Maintenant que la violence de la crise s’est quelque peu atténuée, les analystes ont plus de temps pour se pencher sur la question suivante : n’est-on pas allé dans l’excès inverse ? A-t-on complètement abandonné la fair value au profit de la valeur mark-to-model (valeur calculée des actifs de l’entreprise selon un modèle interne), réputée facilement ajustable par les dirigeants des entreprises, ce qui empêche les investisseurs d’évaluer la santé financière de la contrepartie, et ainsi de ne pas savoir lesquelles « méritent » d’être sauvées afin de sortir de la crise ?

En ce qui concerne la première question, les amendements rédigés dans l’urgence par l’IASB en octobre 2008 n’ont pas réglé ce problème fondamental, qui est que lorsque le marché devient illiquide, la valeur de marché de l’actif ne reflète absolument plus sa juste valeur. Elle doit aussi définir un seuil de liquidité en-deçà duquel la comptabilisation en mark to market n’est plus valide, ce qu’elle n’a toujours pas fait à l’heure actuelle.

Quant à la deuxième question, la réponse avait été donnée par dès octobre 2008 par deux universitaires Franklin Allen et Elena Carletti publiés dans la Revue de la Stabilité Financière éditée par la Banque de France. En effet, ceux-ci préconisaient de compléter la valorisation au prix du marché à la fois par des valorisations à partir d’un modèle et/ou des coûts historiques, selon une méthode de calcul en trois niveaux, celui de la valeur de marché étant le plus fréquent lorsque la situation est stable.

En outre, la question cruciale qui déterminera le rapprochement ou non de l’IASB et du FASB  est celle de l’étendue de l’application de la juste valeur aux actifs détenus par l’entreprise. En effet, si cette question est résolue par l’IASB, alors les anglo-saxons abandonneront leurs normes GAAP au profit des normes IFRS, qui pourraient alors devenir l’unique référentiel comptable mondial.

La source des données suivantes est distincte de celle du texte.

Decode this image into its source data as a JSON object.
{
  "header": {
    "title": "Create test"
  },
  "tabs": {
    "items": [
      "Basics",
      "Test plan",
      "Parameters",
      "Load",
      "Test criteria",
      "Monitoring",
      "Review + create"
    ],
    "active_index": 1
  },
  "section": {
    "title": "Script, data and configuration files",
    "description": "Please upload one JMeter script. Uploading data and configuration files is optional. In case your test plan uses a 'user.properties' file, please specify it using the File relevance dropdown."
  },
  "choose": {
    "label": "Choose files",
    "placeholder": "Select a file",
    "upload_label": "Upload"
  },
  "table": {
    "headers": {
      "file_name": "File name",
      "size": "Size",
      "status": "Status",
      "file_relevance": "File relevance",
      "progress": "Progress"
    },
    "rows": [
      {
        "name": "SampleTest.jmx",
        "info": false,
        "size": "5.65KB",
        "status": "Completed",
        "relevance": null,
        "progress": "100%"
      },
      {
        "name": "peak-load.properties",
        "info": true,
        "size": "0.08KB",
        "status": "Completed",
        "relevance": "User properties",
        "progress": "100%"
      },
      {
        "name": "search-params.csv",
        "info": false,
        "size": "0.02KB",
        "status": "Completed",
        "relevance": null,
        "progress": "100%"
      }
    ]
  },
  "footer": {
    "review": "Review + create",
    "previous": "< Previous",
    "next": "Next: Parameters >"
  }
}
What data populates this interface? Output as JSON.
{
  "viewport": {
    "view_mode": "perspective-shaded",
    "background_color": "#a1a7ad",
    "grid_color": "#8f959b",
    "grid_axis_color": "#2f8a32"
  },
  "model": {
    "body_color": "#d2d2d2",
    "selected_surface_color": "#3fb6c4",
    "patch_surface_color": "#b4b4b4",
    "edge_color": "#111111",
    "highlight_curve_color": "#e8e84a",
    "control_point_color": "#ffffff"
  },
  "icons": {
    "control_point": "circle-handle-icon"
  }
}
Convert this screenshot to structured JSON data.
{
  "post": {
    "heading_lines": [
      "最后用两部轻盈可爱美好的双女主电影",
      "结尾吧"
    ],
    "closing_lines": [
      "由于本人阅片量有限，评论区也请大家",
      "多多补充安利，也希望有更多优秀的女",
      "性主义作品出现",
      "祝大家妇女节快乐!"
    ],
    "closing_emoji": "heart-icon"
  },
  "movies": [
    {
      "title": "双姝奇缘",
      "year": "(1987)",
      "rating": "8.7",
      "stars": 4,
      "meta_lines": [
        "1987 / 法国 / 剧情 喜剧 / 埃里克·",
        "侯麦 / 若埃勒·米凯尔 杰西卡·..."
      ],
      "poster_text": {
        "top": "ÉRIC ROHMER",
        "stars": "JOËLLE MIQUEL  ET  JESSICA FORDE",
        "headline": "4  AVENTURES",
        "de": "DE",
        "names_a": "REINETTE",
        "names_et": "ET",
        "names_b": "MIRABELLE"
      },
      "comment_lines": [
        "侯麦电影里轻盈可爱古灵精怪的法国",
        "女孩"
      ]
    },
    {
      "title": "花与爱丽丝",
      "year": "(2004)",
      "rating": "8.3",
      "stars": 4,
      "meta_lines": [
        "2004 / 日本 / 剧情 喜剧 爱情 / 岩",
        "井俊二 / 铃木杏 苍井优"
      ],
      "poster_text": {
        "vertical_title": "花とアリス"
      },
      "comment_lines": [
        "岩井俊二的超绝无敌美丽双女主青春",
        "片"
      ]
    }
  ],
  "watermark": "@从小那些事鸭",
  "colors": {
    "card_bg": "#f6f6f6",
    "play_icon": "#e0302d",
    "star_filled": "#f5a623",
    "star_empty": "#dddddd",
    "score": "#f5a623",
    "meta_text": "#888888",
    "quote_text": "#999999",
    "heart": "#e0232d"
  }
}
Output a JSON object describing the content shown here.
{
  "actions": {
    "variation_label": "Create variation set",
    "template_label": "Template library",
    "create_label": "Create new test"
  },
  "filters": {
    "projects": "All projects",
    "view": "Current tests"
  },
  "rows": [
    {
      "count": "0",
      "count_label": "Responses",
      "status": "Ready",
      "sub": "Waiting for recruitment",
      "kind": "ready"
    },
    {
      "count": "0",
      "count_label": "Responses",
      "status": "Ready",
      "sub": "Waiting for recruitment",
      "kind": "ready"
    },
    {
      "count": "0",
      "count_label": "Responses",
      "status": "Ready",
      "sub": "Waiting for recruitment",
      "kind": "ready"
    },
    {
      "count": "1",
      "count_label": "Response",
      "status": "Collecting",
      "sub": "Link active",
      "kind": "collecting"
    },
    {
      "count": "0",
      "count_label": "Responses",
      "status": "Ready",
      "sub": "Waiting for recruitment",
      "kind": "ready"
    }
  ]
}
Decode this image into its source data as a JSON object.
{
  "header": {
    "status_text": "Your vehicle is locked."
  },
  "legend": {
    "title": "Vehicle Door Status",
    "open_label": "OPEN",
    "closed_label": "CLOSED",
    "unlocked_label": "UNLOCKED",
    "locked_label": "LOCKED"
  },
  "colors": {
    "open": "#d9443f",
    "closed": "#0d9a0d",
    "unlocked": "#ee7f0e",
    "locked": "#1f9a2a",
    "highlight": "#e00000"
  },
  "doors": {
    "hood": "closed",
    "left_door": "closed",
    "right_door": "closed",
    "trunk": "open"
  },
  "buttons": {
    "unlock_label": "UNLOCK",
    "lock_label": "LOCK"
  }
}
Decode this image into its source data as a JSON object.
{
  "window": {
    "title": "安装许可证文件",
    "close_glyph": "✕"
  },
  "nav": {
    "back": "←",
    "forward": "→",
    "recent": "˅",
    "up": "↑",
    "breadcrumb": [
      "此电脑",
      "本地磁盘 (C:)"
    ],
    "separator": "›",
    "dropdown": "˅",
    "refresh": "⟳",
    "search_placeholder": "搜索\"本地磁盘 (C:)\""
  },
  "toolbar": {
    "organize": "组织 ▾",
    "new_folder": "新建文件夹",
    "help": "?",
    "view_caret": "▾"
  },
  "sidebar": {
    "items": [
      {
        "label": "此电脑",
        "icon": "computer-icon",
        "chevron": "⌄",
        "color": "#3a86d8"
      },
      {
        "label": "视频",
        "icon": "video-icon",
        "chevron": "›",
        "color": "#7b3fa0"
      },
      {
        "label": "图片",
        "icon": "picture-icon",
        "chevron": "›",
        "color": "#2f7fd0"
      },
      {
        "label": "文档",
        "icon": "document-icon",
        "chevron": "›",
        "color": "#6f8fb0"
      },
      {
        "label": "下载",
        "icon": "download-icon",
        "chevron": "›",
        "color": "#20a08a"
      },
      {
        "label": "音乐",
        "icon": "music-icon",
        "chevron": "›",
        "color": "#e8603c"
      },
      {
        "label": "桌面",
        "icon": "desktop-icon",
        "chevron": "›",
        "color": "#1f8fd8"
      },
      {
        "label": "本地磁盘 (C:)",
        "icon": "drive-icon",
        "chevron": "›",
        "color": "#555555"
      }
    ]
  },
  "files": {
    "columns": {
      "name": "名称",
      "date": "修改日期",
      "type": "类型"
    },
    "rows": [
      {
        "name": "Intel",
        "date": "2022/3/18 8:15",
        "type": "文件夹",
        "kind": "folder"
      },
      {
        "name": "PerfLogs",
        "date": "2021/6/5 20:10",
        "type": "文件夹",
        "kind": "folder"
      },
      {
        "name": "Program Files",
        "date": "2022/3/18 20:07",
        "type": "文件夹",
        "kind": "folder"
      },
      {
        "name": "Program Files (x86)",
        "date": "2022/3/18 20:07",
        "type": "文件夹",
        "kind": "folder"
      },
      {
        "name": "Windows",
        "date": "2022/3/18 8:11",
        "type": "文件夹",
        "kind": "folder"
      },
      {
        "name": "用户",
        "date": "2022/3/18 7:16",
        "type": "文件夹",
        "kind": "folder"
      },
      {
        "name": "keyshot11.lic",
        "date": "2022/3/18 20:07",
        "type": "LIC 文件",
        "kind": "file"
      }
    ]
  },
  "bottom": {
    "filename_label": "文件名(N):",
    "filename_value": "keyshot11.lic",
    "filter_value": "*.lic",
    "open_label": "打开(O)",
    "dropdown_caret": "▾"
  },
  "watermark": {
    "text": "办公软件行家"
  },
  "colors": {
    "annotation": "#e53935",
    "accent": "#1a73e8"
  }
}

C’est ainsi que depuis plusieurs années déjà l’IASB et le FASB travaillent sur un projet d’harmonisation internationale des normes comptables. Les liens entre les deux institutions sont étroits puisque celles-ci travaillent en commun sur sept ou huit autres projets, et  puisque Monsieur Hertz est aussi membre de l’IASB.

Cependant, ce dernier déclare dans une interview accordée à la revue financière Risk datant de mars 2010 que la principale différence réside effectivement dans les modalités d’application de la fair value. En effet, à travers ses normes FAS 157,FAS 166 et  FAS 167  le FASB préconise une utilisation de la juste valeur sur une large gamme d’actifs, tout en recourant aux deux méthodes de calcul : valeur de marché et valeur au coût historique, alors que l’IASB préfère quant à elle jongler avec les reclassements des actifs selon le cours du marché. Quoi qu’il en soit, Monsieur Hertz souhaite avant tout produire des informations financières de très grande qualité à l’usage des investisseurs et des auditeurs. Il collaborera avec le Board Européen si possible, tout en gardant à l’esprit que la convergence internationale sera inutile si les normes sont de toute façon édictées à la hâte.